From the Heart of a Warriors’ Caregiver

Hello everyone! Sickle Cell Warriors’ family is quite honored and proud to introduce our latest writer. Tamara will be writing a series about dealing with sickle cell from the perspective of a caregiver. It was quite inspiring just listening to her talk, and I am sure that we all will learn something from her story. –Tosin

Welcome to my Team!

Twelve years ago I married an awesome guy. He was exactly what I needed as a strong woman. Our first year of marriage was phenomenal! We traveled, we bought stuff, and we enjoyed life together. Then, year two began with a reminder— sickle cell anemia pain crisis. What was almost non-existent to me started to grow into a daily monster. It was coupled with many visits to the emergency room and week-long stays in the hospital.

Leaving him was NEVER an option, how could I? He is a gentle, loving and caring person; I would never want to hurt him. So, I endured the long painful nights, feeling helpless with a trivial understanding of what it took to care for him. Was it a challenge, yes! Every day was a challenge! I remember spending many days at the end of his hospital bed crying, begging the doctor’s do something about his pain. Sometimes, after the begging, pleading and crying, they would minimally increase his pain meds, never enough. He would scream through the night and then finally someone with a little compassion would fight for the pain medication to be increased, still in very small amounts. One time he was released from the hospital after a week stay only to return the next day for another week stay.

Somewhere in year five, along the development of his partial blindness in one eye, and avascular necrosis of both hips, courage crept in my heart. Five years had passed and by trial and error I had learned a lot as my Warrior’s caretaker. As I continued to learn how to take care of my Warrior, I became a Warrior for him. I was a force to be reckoned with at every doctor’s appointment, emergency room visit and hospital stay. I started by asking questions, I asked questions about everything. I did not care who came in or why because by the time they left his room they knew he had an advocate and they called me by name. I would not allow them to discredit my words and I was willing to challenge all treatment if it did not make sense. It was year 10 when I made the greatest discovery. I was his personal expert!

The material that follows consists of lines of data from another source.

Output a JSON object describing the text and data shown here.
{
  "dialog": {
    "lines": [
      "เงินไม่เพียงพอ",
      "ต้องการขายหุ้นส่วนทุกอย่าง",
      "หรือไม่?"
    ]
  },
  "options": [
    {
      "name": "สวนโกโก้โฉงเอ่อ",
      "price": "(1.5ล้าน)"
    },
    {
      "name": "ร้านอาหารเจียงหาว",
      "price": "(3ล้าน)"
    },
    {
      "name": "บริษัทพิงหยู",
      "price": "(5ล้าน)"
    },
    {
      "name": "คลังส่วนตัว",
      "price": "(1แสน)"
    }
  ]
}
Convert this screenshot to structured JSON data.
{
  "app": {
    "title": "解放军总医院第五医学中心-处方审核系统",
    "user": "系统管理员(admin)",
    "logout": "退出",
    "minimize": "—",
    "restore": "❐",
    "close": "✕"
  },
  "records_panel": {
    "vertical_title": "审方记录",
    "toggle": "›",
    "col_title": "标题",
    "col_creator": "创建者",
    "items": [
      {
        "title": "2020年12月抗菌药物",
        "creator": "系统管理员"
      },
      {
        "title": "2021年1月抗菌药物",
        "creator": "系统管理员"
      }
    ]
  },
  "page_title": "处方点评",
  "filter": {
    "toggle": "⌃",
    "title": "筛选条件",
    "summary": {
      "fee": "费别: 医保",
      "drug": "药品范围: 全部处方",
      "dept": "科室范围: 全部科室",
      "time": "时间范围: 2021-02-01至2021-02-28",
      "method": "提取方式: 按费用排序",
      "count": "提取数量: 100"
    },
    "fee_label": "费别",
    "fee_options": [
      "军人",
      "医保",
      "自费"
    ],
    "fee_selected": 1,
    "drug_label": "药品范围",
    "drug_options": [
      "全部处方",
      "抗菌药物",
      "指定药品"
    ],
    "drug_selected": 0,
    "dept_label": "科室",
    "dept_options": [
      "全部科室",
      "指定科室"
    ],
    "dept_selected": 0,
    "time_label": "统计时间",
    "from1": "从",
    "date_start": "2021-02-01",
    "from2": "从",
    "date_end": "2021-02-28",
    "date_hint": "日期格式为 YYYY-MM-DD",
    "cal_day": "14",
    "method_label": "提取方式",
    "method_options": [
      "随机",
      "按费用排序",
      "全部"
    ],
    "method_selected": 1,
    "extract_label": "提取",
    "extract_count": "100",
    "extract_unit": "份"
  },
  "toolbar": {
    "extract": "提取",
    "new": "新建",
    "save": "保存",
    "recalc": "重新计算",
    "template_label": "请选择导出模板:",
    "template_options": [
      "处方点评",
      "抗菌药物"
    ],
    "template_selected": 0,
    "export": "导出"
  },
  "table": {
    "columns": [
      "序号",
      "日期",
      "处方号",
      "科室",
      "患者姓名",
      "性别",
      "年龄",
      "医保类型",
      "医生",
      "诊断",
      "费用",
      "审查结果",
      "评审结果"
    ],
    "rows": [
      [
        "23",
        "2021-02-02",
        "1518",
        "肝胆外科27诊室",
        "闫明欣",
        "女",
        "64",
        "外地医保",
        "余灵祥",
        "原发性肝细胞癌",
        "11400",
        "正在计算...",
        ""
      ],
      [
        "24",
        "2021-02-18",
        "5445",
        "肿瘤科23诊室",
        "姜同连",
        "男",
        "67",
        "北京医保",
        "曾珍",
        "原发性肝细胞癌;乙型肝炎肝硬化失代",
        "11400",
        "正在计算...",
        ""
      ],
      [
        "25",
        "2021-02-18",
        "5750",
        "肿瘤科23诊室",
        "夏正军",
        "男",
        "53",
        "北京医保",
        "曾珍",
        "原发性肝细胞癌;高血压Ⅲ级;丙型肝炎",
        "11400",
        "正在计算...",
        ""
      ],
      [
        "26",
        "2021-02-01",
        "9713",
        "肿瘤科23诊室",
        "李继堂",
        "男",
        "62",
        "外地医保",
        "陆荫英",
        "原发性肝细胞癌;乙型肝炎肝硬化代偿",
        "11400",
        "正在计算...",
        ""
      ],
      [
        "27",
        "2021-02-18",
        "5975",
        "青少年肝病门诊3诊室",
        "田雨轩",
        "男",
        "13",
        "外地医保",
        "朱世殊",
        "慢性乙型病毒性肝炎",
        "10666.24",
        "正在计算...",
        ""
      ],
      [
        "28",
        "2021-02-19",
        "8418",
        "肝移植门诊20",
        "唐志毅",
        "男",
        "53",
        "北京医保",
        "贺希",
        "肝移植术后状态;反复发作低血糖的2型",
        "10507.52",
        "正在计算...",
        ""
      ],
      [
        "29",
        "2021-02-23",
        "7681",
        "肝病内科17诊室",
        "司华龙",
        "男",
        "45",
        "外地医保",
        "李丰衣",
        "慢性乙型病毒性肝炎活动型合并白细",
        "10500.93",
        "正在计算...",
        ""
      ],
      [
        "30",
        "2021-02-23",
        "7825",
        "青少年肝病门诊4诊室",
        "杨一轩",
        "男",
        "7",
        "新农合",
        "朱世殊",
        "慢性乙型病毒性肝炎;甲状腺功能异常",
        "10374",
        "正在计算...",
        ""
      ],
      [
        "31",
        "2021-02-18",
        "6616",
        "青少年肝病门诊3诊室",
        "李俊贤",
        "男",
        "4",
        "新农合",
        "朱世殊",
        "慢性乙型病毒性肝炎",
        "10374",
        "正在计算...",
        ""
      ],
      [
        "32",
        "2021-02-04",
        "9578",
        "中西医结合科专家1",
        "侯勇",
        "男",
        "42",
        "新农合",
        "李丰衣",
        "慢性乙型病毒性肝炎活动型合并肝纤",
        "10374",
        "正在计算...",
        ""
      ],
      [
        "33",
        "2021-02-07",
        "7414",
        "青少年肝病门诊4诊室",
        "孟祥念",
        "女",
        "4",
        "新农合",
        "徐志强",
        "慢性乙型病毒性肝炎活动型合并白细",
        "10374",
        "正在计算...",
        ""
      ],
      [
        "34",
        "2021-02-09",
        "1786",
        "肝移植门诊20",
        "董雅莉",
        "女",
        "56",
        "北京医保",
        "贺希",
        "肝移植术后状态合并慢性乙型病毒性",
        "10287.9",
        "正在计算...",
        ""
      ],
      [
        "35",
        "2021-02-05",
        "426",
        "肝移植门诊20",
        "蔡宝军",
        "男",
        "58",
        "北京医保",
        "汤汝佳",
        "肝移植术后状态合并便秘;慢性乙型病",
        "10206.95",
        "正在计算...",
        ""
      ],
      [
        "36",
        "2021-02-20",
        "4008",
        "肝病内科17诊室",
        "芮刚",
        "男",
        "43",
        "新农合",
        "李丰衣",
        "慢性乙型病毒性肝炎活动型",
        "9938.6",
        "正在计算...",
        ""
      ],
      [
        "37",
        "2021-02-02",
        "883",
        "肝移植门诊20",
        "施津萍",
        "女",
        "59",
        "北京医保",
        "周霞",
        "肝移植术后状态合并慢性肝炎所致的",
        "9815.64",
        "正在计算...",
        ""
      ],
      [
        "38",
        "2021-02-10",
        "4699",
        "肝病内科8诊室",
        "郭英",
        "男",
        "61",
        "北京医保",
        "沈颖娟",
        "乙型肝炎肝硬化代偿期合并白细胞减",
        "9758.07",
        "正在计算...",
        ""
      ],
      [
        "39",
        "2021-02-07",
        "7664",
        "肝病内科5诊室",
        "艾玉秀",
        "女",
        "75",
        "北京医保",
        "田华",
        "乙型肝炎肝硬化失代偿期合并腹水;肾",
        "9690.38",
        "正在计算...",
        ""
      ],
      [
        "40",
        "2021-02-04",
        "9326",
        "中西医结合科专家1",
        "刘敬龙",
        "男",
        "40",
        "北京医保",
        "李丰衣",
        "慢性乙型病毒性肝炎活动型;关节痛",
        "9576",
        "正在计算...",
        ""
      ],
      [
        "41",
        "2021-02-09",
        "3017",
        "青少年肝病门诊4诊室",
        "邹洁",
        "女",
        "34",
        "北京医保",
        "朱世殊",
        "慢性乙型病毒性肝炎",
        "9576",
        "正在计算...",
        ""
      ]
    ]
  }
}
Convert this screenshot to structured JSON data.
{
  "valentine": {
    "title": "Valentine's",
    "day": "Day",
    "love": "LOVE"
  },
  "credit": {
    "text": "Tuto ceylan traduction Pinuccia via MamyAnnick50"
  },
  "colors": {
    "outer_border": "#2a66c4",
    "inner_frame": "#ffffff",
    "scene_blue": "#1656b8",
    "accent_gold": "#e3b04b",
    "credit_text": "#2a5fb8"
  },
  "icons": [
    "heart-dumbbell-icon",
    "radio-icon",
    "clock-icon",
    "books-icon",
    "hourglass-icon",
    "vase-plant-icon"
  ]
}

Experts are important in life. There are General Doctors and then there are Experts. An Expert is trained to do one thing. For example, when given a choice of going to a general Doctor or and Podiatrist (Foot Doctor) for a foot problem, I would go to the expert for my foot. So, with that in mind, when I am in the room with my Warrior husband, I am the best person to speak on his behalf. I have studied him for many years, I have a PH.D. in his care. When I am in an appointment, ER, or hospital room I make sure they know that I am informed and I will not be ignored. They are on my team not the other way around.

Normally, when my Warrior is in the hospital, teams of doctors come in at all times of the morning. If he is in a lot of pain, it is difficult for him to speak. I live with my Warrior every day, who better to give them information when he is in too much pain to speak for himself. In previous years, I was barely listened to. Now, my husband and I are a team, we choose who is a part of our team. When he is not well, that choice is mine, a Warrior Caregiver!

Now, we are in year 13. Being a part of my team is a privilege and not a right. Doctors are experts in their field and I respect that what they have to say comes with years of experience. However, when the respect is not mutual, we must get to a point where we are on one accord. Generally, I ask to speak to the Doctor when my Warrior is incoherent in the hospital. If it is his regular Doctor visit, I attend the appointment with my Warrior. I express my concerns and ask to be included in the decision making process because I am knowledgeable about my Warrior as I understand they are knowledgeable about medicine. It has not always been the best outcome and we have had to find Doctor’s willing to care for him. Unfortunately, there are not a lot of Doctors that specialize in Sickle Cell Anemia. Most of the time, the Doctors have a lot of book knowledge and little to no experience. Recently, we moved to another state for better care (we moved after researching the area first). His new Doctor has been a great asset after a few bumps in the road and we are currently working through some of our concerns. Nonetheless, I would like to hope it will get better as time progresses.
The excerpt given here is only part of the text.